O halde mahkemece yapılacak iş: Öncelikle;
1-Davacının iflasına ilişkin Manisa 6. Asliye Hukuk Mahkemesi’nin 2020/267 Esas sayılı dosyasının akıbetinin araştırılarak,
2-Usul ekonomisi de gözetilerek dosyanın yargılama sırasında görev alan aynı bilirkişi heyetine yeniden tevdii ile; toplam dört sözleşmeye konu işler yönünden davacının takip tarihi itibariyle varsa davalıdan cari hesap alacağının tespiti açısından davacı ve davalı tarafa işlerin ilerleme yüzdesi karşılığı davalının hakediş tutarı, varsa yapılan ödemelere ilişkin belge ve evrakları dosyaya sunması için süre verilerek, yukarıda yapılan açıklamalar ışığında tarafların ticari defter ve belgelerini ibraz etmesini istemek, defter ve belgelerin resmi kurumlarda olduğunun bildirilmesi ve sunulamaması halinde ilgili kurumlarla yazışma yapılarak getirtmek, gerekirse bilirkişilere defterlerin bulunduğu mahalde inceleme yetkisi verilerek taraflar ait ticari defter ve kayıtlar, değişik iş dosyaları, toplam dört sözleşmeye konu yapılan ödeme, alacak ve mahsup talepleri birlikte değerlendirilip, toplam dört sözleşme ve tarafların itirazları üzerinde yaptırılacak inceleme neticesinde varsa alacak miktarını kesin olarak belirleyip, açıklığa kavuşturup hasıl olacak sonuca göre hüküm kurulması gerektiği sonucuna varılmıştır.
Bu nedenle davalı vekilinin istinaf taleplerinin kabulü ile, ilk derece mahkemesi kararının 6100 Sayılı HMK’nın 353/(1)-a-6 maddesi uyarınca kaldırılmasına karar verilerek aşağıdaki şekilde hüküm kurulmuştur.
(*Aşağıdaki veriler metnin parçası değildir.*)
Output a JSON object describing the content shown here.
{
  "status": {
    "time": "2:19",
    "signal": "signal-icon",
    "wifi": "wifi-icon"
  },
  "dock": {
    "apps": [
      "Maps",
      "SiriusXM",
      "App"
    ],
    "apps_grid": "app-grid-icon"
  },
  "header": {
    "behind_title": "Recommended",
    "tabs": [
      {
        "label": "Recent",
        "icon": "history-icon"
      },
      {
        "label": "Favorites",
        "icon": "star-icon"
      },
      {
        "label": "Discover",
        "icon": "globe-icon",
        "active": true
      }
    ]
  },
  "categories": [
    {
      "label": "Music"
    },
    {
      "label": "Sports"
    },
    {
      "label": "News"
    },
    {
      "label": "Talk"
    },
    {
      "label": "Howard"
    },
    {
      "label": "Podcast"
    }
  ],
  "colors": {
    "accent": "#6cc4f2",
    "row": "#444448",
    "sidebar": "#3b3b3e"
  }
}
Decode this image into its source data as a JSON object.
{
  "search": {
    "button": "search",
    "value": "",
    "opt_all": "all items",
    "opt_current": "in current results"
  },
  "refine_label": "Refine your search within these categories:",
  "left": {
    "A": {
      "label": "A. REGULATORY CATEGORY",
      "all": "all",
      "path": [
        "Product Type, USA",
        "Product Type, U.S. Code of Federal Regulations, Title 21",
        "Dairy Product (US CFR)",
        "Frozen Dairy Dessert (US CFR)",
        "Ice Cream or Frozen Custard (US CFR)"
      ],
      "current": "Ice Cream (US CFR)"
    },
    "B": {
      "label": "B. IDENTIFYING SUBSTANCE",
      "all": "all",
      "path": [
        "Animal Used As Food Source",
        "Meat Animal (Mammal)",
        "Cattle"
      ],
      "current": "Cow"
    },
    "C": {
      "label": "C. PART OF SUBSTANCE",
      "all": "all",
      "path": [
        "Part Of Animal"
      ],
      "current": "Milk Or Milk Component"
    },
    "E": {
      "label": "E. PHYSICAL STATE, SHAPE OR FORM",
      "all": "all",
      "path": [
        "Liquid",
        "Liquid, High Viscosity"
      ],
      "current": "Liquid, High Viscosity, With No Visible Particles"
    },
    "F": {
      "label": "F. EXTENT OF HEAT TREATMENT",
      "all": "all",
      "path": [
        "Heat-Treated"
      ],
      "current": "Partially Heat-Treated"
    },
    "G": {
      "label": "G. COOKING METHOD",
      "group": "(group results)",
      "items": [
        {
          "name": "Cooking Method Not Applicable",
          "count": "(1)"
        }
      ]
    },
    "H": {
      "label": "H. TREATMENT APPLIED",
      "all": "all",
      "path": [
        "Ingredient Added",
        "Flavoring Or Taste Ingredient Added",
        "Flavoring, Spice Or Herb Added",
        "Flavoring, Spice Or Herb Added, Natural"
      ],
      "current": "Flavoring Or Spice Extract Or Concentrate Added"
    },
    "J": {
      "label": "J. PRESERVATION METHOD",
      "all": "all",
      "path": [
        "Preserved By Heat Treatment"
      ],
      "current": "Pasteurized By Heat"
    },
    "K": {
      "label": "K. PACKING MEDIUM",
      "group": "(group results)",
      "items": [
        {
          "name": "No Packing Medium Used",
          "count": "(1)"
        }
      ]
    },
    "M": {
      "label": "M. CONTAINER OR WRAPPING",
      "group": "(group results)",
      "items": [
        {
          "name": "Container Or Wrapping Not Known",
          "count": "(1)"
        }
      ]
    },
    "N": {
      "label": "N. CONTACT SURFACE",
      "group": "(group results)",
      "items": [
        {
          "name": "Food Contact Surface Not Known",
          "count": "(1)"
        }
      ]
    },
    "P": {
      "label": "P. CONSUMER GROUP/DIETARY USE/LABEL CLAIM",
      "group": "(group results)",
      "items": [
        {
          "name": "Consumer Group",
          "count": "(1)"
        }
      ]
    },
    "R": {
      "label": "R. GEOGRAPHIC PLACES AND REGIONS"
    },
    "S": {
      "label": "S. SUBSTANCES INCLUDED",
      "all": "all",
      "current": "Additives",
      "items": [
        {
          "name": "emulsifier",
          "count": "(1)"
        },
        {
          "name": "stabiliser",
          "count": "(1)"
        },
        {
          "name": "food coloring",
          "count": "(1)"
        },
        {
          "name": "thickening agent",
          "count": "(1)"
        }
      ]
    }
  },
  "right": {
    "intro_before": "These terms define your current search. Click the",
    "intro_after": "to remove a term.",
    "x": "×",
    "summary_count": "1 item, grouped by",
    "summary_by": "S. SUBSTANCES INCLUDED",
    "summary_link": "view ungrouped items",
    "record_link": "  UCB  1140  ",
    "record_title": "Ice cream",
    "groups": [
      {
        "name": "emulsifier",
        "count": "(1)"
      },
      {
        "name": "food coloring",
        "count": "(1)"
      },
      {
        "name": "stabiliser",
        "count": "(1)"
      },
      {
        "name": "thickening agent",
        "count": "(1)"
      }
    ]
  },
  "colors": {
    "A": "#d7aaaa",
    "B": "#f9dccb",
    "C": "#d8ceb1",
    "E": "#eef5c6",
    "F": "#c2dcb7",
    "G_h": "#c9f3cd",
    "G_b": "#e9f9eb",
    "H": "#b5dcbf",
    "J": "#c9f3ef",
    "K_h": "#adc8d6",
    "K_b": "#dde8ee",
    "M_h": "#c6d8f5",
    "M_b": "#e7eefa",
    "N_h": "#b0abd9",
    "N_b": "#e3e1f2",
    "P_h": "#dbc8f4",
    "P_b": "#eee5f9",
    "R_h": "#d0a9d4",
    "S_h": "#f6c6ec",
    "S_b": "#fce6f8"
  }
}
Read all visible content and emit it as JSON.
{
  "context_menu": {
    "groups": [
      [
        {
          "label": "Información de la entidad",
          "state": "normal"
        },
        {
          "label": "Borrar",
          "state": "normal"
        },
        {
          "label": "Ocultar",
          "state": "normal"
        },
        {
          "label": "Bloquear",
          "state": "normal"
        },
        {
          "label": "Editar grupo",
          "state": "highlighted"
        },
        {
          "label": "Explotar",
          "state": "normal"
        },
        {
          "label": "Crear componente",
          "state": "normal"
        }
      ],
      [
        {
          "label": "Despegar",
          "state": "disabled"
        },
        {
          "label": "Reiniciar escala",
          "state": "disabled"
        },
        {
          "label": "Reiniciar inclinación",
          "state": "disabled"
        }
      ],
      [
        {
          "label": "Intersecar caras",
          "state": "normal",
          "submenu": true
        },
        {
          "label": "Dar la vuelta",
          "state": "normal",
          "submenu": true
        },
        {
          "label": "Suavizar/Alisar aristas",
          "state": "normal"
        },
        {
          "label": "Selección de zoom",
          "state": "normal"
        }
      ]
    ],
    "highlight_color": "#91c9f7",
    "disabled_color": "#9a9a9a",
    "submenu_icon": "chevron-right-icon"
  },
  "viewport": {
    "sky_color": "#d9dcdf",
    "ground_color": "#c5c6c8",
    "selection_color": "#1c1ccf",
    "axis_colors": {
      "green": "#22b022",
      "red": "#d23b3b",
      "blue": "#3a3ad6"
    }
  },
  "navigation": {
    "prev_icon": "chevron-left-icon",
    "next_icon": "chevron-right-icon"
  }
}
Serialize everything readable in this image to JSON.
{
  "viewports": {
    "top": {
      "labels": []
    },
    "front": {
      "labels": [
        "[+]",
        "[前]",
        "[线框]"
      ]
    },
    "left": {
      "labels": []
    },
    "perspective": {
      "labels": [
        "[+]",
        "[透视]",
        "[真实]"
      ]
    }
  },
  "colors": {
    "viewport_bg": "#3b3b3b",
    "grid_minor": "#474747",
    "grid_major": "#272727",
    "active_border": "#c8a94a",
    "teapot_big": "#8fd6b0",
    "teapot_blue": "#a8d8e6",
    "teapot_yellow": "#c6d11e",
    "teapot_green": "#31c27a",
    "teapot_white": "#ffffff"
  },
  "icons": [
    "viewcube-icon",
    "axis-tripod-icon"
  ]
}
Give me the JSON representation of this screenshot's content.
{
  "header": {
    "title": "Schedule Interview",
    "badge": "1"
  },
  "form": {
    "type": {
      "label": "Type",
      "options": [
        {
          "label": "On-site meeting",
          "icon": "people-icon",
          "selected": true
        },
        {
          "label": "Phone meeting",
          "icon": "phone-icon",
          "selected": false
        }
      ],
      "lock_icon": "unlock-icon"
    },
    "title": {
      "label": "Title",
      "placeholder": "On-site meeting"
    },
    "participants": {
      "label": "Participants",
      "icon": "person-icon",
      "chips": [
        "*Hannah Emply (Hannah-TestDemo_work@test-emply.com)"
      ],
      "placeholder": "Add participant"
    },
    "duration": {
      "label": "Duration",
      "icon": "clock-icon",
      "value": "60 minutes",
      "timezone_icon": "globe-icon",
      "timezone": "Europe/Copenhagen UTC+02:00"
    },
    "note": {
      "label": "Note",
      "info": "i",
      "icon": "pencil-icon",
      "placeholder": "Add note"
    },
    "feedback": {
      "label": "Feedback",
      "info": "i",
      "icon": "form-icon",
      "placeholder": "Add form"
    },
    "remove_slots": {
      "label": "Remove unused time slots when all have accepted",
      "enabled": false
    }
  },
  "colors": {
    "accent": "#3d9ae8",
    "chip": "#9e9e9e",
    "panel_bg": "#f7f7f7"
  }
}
HÜKÜM: Yukarıda açıklanan nedenlerle;
1-Davalı avukatının istinaf başvurusunun KABULÜ ile,
2-İzmir 5. Asliye Ticaret Mahkemesi’nin 23.03.2022 tarih ve 2021/7 Esas, 2022/312 Karar sayılı kararının, 6100 Sayılı HMK’nın 353/(1)-a-6. maddesi gereğince KALDIRILMASINA,
3-Dosyanın, Dairemiz kararına uygun şekilde yeniden bir karar verilmek üzere ilk derece mahkemesine GÖNDERİLMESİNE,
4-Verilen kararın niteliği gereğince harç alınmasına yer olmadığına, davalı avukatı tarafından yatırılan 5.371,70 TL istinaf karar harcının isteği halinde yatıran davalıya geri verilmesine,
5-Davalı avukatı tarafından yatırılan 220,70 TL istinaf kanun yoluna başvurma harcı ile yapılan istinaf yargılama giderlerinin, ilk derece mahkemesince yeniden verilecek kararda dikkate alınmasına,
6-Kararın, ilk derece mahkemesince taraflara tebliğine,
Dair, dosya üzerinde yapılan inceleme sonucunda, 6100 sayılı Hukuk Muhakemeleri Kanunu’nun 353/(1)-a maddesi gereğince, kesin olmak üzere, 05.10.2022 tarihinde oy birliğiyle karar verildi.